The Alabama Law Review has published my article "Love And Solipsism: Law And Arbitrary Rule in Aeschylus, Shakespeare, Sophocles, and Anouilh." You can read it online here. I also have extra off-prints coming to me, so if you'd like one, drop me a note.
In this article, I examine the difference between lawful rule and arbitrary rule as portrayed in the works of these famous dramatists, most notably in the Oresteia, which depicts the origin of lawful rule, and Richard III, which shows its collapse. In the Oresteia, the forces of vengeance and brutality are compelled to submit to the rule of words and persuasion; in Richard III, by contrast, the villain corrupts the world of words, denying the reality of justice and conscience, and attempting to substitute his mere will for the judgment of reason. This is ultimately futile, so Richard is eventually defeated, but his efforts demonstrate how the tyrant is a kind of solipsist, who tries to make the world obey his commands. This theme is reflected in several other of Shakespeare's works. In short, lawful rule is like love, a willing participation in a genuine union; while tyranny is like rape: compelling the victim to mimic the acts of love.

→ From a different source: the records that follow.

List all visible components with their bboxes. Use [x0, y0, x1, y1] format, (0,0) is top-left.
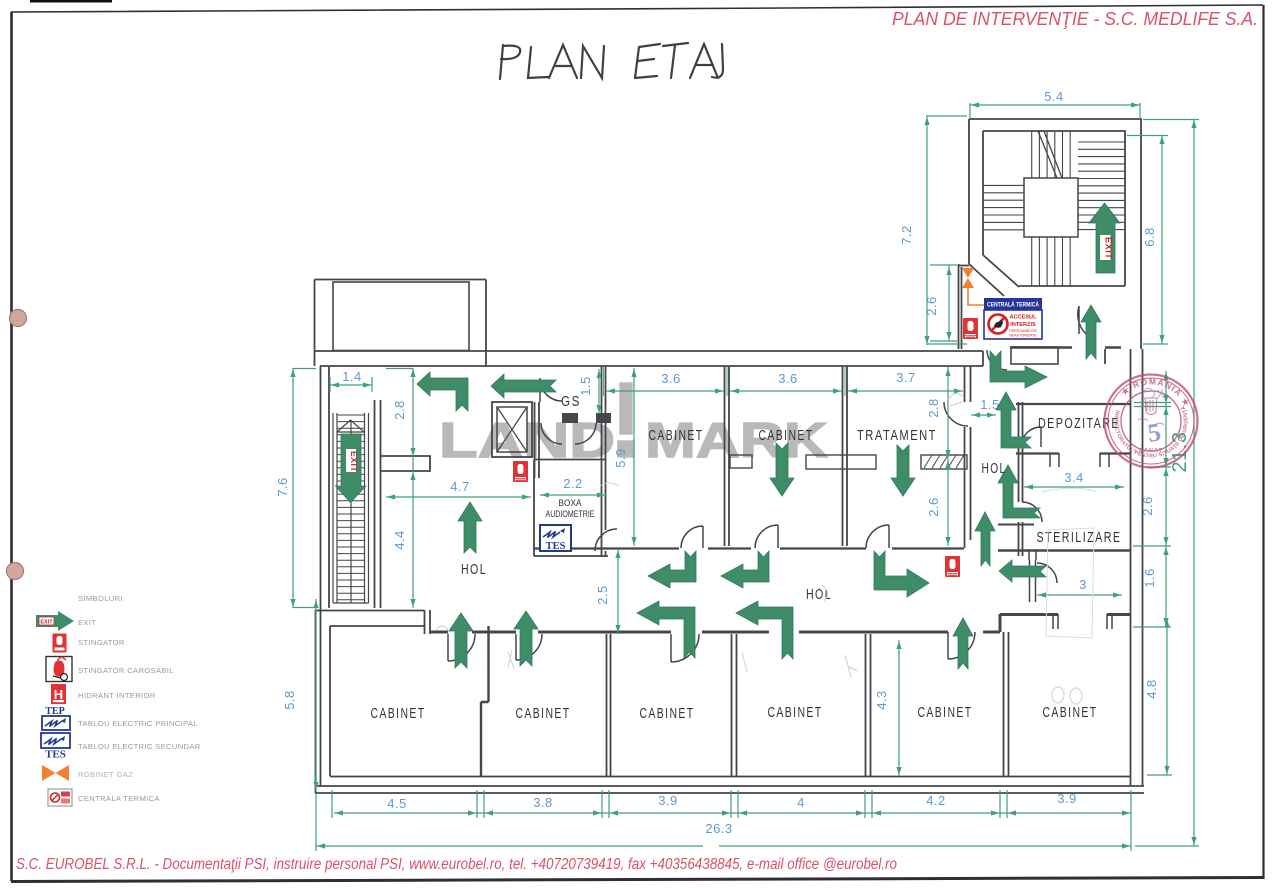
svg-text:BOXA: BOXA: [559, 498, 582, 508]
svg-text:EXIT: EXIT: [40, 620, 53, 626]
svg-text:ACCESUL: ACCESUL: [1009, 315, 1037, 321]
svg-text:TABLOU ELECTRIC SECUNDAR: TABLOU ELECTRIC SECUNDAR: [78, 742, 201, 751]
svg-text:2.8: 2.8: [392, 400, 407, 420]
svg-text:5.9: 5.9: [613, 448, 628, 468]
svg-text:2.2: 2.2: [563, 476, 583, 491]
svg-text:4.7: 4.7: [450, 479, 470, 494]
svg-text:TES: TES: [546, 541, 566, 552]
svg-text:S.C. EUROBEL S.R.L. - Document: S.C. EUROBEL S.R.L. - Documentaţii PSI, …: [16, 856, 897, 873]
svg-text:CABINET: CABINET: [768, 704, 823, 721]
svg-text:GS: GS: [561, 393, 581, 410]
svg-text:3.4: 3.4: [1064, 470, 1084, 485]
svg-text:5.8: 5.8: [282, 690, 297, 710]
svg-text:STINGATOR CAROSABIL: STINGATOR CAROSABIL: [78, 666, 174, 675]
svg-text:2.5: 2.5: [595, 585, 610, 605]
svg-text:AUDIOMETRIE: AUDIOMETRIE: [546, 509, 595, 519]
svg-text:3.6: 3.6: [661, 371, 681, 386]
svg-text:EXIT: EXIT: [349, 451, 359, 473]
svg-text:4.3: 4.3: [874, 690, 889, 710]
svg-text:CABINET: CABINET: [759, 427, 814, 444]
svg-text:ROBINET GAZ: ROBINET GAZ: [78, 770, 133, 779]
svg-text:1.4: 1.4: [342, 369, 362, 384]
svg-text:CABINET: CABINET: [918, 704, 973, 721]
svg-text:SIMBOLURI: SIMBOLURI: [78, 594, 123, 603]
svg-text:EXIT: EXIT: [78, 618, 96, 627]
svg-text:CENTRALĂ TERMICĂ: CENTRALĂ TERMICĂ: [987, 302, 1039, 309]
svg-text:1.6: 1.6: [1142, 568, 1157, 588]
svg-text:4.5: 4.5: [387, 796, 407, 811]
svg-text:NEAUTORIZATE: NEAUTORIZATE: [1009, 334, 1037, 338]
svg-text:TRATAMENT: TRATAMENT: [857, 427, 937, 444]
svg-text:7.2: 7.2: [899, 225, 914, 245]
svg-text:26.3: 26.3: [705, 821, 732, 836]
svg-text:4.4: 4.4: [392, 530, 407, 550]
svg-text:TABLOU ELECTRIC PRINCIPAL: TABLOU ELECTRIC PRINCIPAL: [78, 719, 198, 728]
svg-text:CABINET: CABINET: [516, 705, 571, 722]
svg-text:4.2: 4.2: [926, 793, 946, 808]
svg-text:3: 3: [1079, 577, 1087, 592]
svg-text:3.9: 3.9: [658, 793, 678, 808]
svg-text:CABINET: CABINET: [371, 705, 426, 722]
svg-text:CENTRALA TERMICA: CENTRALA TERMICA: [78, 794, 160, 803]
svg-text:PERSOANELOR: PERSOANELOR: [1009, 329, 1037, 333]
svg-text:3.6: 3.6: [778, 371, 798, 386]
svg-text:HIDRANT INTERIOR: HIDRANT INTERIOR: [78, 691, 156, 700]
svg-text:4.8: 4.8: [1144, 679, 1159, 699]
svg-text:4: 4: [797, 795, 805, 810]
svg-text:3.7: 3.7: [896, 370, 916, 385]
svg-text:3.8: 3.8: [533, 795, 553, 810]
svg-text:CABINET: CABINET: [1043, 704, 1098, 721]
svg-text:2.8: 2.8: [926, 398, 941, 418]
svg-text:CABINET: CABINET: [649, 427, 704, 444]
svg-text:CABINET: CABINET: [640, 705, 695, 722]
svg-text:2.6: 2.6: [924, 296, 939, 316]
svg-text:2.6: 2.6: [926, 497, 941, 517]
svg-text:STINGATOR: STINGATOR: [78, 638, 125, 647]
svg-text:HOL: HOL: [461, 561, 487, 578]
svg-text:7.6: 7.6: [275, 477, 290, 497]
svg-text:TES: TES: [45, 749, 66, 761]
svg-text:5.4: 5.4: [1044, 89, 1064, 104]
svg-text:STERILIZARE: STERILIZARE: [1037, 529, 1122, 546]
svg-text:H: H: [54, 687, 63, 702]
svg-text:3.9: 3.9: [1057, 791, 1077, 806]
svg-text:2.6: 2.6: [1140, 496, 1155, 516]
svg-text:6.8: 6.8: [1142, 227, 1157, 247]
svg-text:HOL: HOL: [806, 586, 832, 603]
svg-text:PLAN DE INTERVENŢIE - S.C. MED: PLAN DE INTERVENŢIE - S.C. MEDLIFE S.A.: [892, 9, 1258, 29]
svg-text:• BANAT •: • BANAT •: [1134, 448, 1169, 454]
svg-text:HOL: HOL: [982, 460, 1007, 477]
svg-text:INTERZIS: INTERZIS: [1010, 322, 1036, 328]
svg-text:EXIT: EXIT: [1104, 237, 1114, 259]
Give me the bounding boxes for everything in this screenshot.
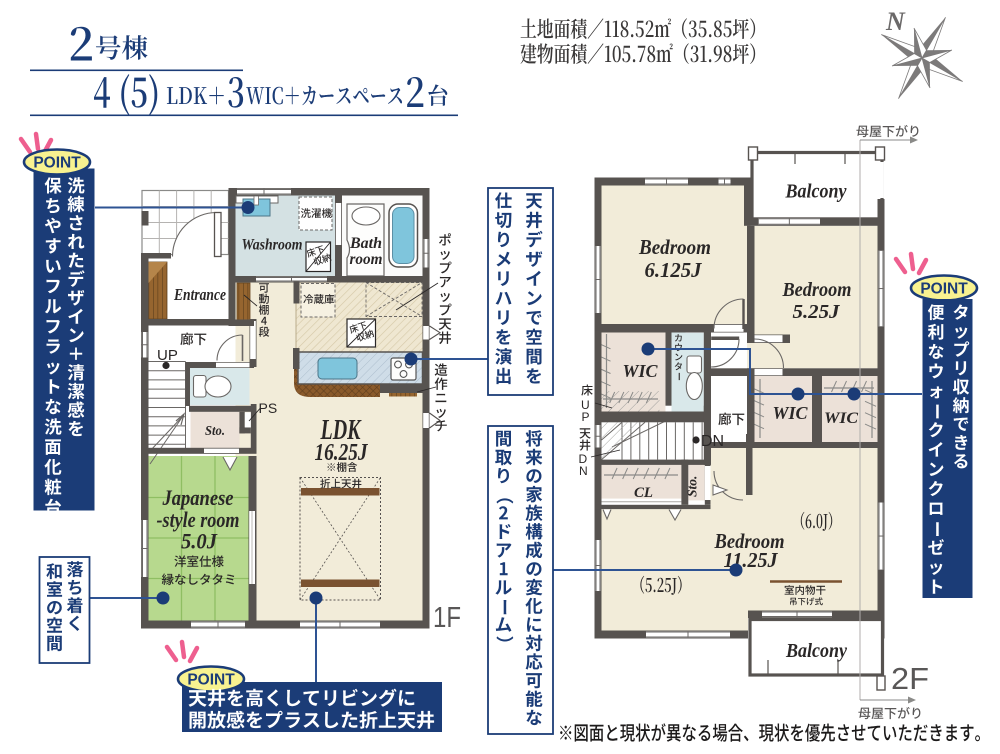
svg-text:Sto.: Sto. (205, 423, 225, 438)
svg-text:UP: UP (157, 347, 178, 364)
svg-text:WIC: WIC (824, 410, 858, 427)
svg-text:5.0J: 5.0J (181, 529, 218, 554)
svg-text:WIC: WIC (623, 361, 659, 381)
svg-text:16.25J: 16.25J (315, 440, 369, 466)
svg-text:POINT: POINT (33, 155, 81, 172)
svg-text:1F: 1F (433, 602, 461, 634)
svg-text:Balcony: Balcony (785, 181, 847, 203)
svg-text:N: N (885, 7, 906, 36)
svg-text:Balcony: Balcony (785, 640, 847, 662)
svg-text:PS: PS (259, 400, 278, 416)
svg-text:POINT: POINT (187, 672, 235, 689)
svg-text:POINT: POINT (920, 281, 968, 298)
svg-text:6.125J: 6.125J (645, 258, 703, 282)
svg-text:WIC: WIC (773, 403, 809, 423)
svg-text:P: P (582, 410, 590, 424)
svg-text:room: room (350, 251, 383, 268)
svg-text:Bedroom: Bedroom (638, 235, 711, 259)
svg-text:DN: DN (701, 433, 724, 450)
svg-text:Bath: Bath (349, 235, 382, 252)
svg-text:Sto.: Sto. (685, 476, 700, 497)
svg-text:Washroom: Washroom (242, 237, 303, 254)
svg-text:5.25J: 5.25J (793, 301, 841, 323)
svg-text:Bedroom: Bedroom (782, 279, 852, 301)
svg-text:2F: 2F (891, 661, 929, 696)
svg-text:CL: CL (634, 485, 653, 501)
svg-text:Entrance: Entrance (173, 285, 226, 304)
svg-text:N: N (579, 464, 588, 478)
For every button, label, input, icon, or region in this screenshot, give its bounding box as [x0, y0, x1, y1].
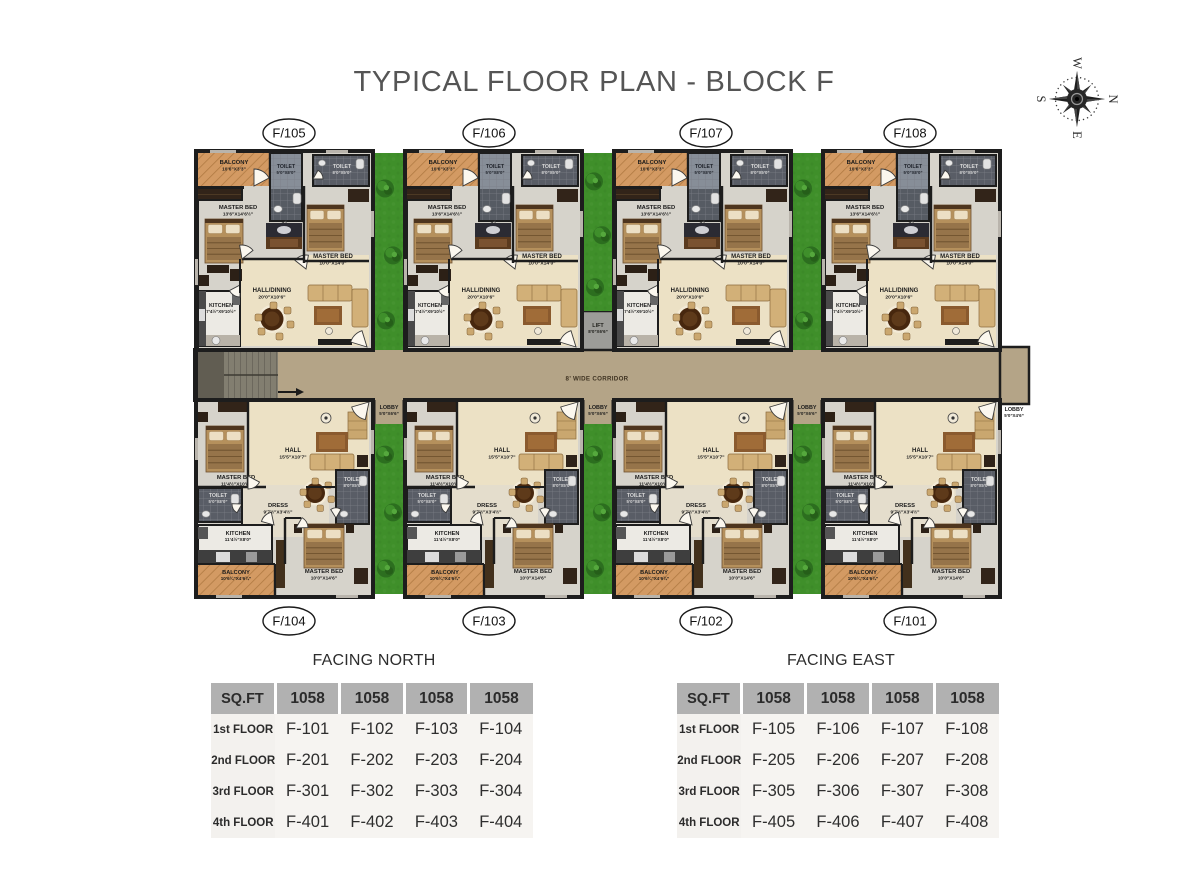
svg-text:MASTER BED: MASTER BED	[428, 205, 466, 211]
svg-text:8’0”X5’0”: 8’0”X5’0”	[971, 483, 990, 488]
svg-text:KITCHEN: KITCHEN	[226, 531, 251, 537]
svg-text:5’0”X8’0”: 5’0”X8’0”	[209, 499, 228, 504]
svg-text:KITCHEN: KITCHEN	[644, 531, 669, 537]
svg-text:5’0”X6’6”: 5’0”X6’6”	[379, 411, 399, 416]
svg-text:5’0”X6’6”: 5’0”X6’6”	[797, 411, 817, 416]
svg-text:MASTER BED: MASTER BED	[940, 254, 980, 260]
svg-text:11’4½”X8’0”: 11’4½”X8’0”	[434, 536, 460, 542]
svg-text:10’6¾”X4’6¾”: 10’6¾”X4’6¾”	[221, 575, 252, 581]
svg-text:F/107: F/107	[689, 126, 722, 141]
svg-text:5’0”X8’0”: 5’0”X8’0”	[418, 499, 437, 504]
svg-text:5’0”X8’0”: 5’0”X8’0”	[904, 170, 923, 175]
svg-text:HALL: HALL	[912, 448, 928, 454]
svg-text:HALL: HALL	[285, 448, 301, 454]
svg-text:13’6”X14’6½”: 13’6”X14’6½”	[223, 210, 254, 217]
svg-text:8’0”X5’0”: 8’0”X5’0”	[553, 483, 572, 488]
svg-text:MASTER BED: MASTER BED	[313, 254, 353, 260]
svg-text:MASTER BED: MASTER BED	[305, 569, 343, 575]
svg-text:F/102: F/102	[689, 614, 722, 629]
svg-text:10’6”X3’3”: 10’6”X3’3”	[222, 166, 246, 172]
svg-text:5’0”X8’0”: 5’0”X8’0”	[695, 170, 714, 175]
svg-text:HALL: HALL	[703, 448, 719, 454]
svg-text:7’4½”X9’10½”: 7’4½”X9’10½”	[624, 308, 653, 314]
svg-text:DRESS: DRESS	[686, 503, 706, 509]
svg-text:5’0”X8’0”: 5’0”X8’0”	[627, 499, 646, 504]
svg-text:N: N	[1106, 94, 1120, 103]
svg-text:5’0”X4’6”: 5’0”X4’6”	[1004, 413, 1024, 418]
svg-text:7’4½”X9’10½”: 7’4½”X9’10½”	[833, 308, 862, 314]
svg-text:F/105: F/105	[272, 126, 305, 141]
svg-text:8’0”X6’6”: 8’0”X6’6”	[588, 329, 608, 334]
svg-text:8’0”X5’0”: 8’0”X5’0”	[751, 170, 770, 175]
svg-text:10’0”X14’6”: 10’0”X14’6”	[938, 575, 965, 581]
svg-text:8’0”X5’0”: 8’0”X5’0”	[344, 483, 363, 488]
svg-text:DRESS: DRESS	[268, 503, 288, 509]
svg-text:7’4½”X9’10½”: 7’4½”X9’10½”	[415, 308, 444, 314]
svg-text:HALL/DINING: HALL/DINING	[462, 288, 501, 294]
svg-text:20’0”X10’6”: 20’0”X10’6”	[467, 295, 495, 301]
svg-text:F/106: F/106	[472, 126, 505, 141]
svg-text:10’0”X14’6”: 10’0”X14’6”	[520, 575, 547, 581]
svg-text:KITCHEN: KITCHEN	[853, 531, 878, 537]
svg-text:F/108: F/108	[893, 126, 926, 141]
svg-text:DRESS: DRESS	[477, 503, 497, 509]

But the tyrant cannot eventually succeed because the difference between rape and love, or between lawful rule and tyranny, is not some socially constructed myth. It is the product of the inalienability of the individual personality.
Meanwhile, in the Antigones of Sophocles and Anouilh, we see how the civil disobedient is the lone spokesman (or rather, spokeswoman) for reality, who refuses to participate in the ruler's preferred fiction. Yet Anouilh's version of the myth, informed by the rise of totalitarianism, reflects a very different notion of the possibility of vindicating justice.